The remote control is of far greater interest. With it, Hisense and Roku have managed to come up with an exceptionally usable balance between keeping things simple while offering plenty of functionality. You can access a few of the key streaming services with handy shortcut buttons and it’s quick enough to get to any of the onscreen options through a minimum of taps.
There’s no need to worry if you lose the thing, though. The superb Roku TV app for iOS and Android has a remote control built into it and it’s surprisingly responsive. We were equally happy using it or the hard remote.
It also happens to come with a brilliant feature called Private Listening. Hit the button and the TV will mute, sending all of the playback audio to your mobile instead. Connect a set of headphones to your phone and you’ve got yourself some personal audio to go with your viewing – perfect for late night action movie sessions without fear of waking the kids.
The big show on usability is, of course, that Roku platform itself. It doesn’t disappoint. There are thousands of apps available on the Roku channel store from the big name to the niche and very amusing.

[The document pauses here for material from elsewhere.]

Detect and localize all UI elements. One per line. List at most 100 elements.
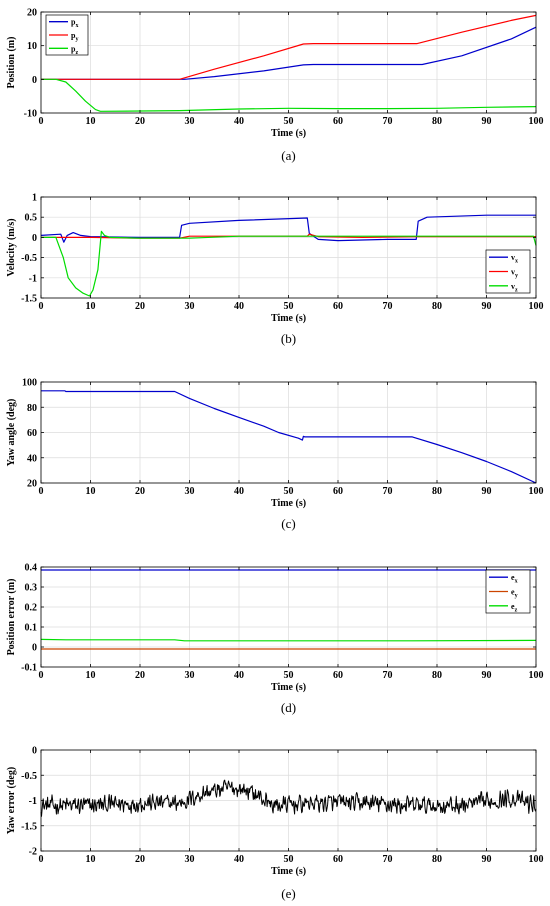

You've got Disney+, Netflix, Amazon, BBC iPlayer, ITV Player, Apple TV… the only significant missing app is BT Sport.
And then there are bags and bags of other apps for special interest, including ones for kung-fu films, golf enthusiasts, sports teams and many more. Thankfully, there’s also a search function that runs across just about all of them, meaning that it’s pretty good at finding the content you’re looking for.
Just as importantly, it's really simple to use. Whether you’re fiddling with the picture menus or picking up new apps, it’s very quick to respond, easy to understand and hardly ever got stuck at all in our trials. Very impressive stuff.
Hisense R50B7120UK Roku TV review: verdict
This TV is in a class of its own. It offers both a scale and quality of picture that cannot be matched at this price, while also taking prizes for its wonderful ease of use and incredibly rich app offering.
There are TVs which are better at shading and offer a more subtle image but you need to spend twice as much to buy them.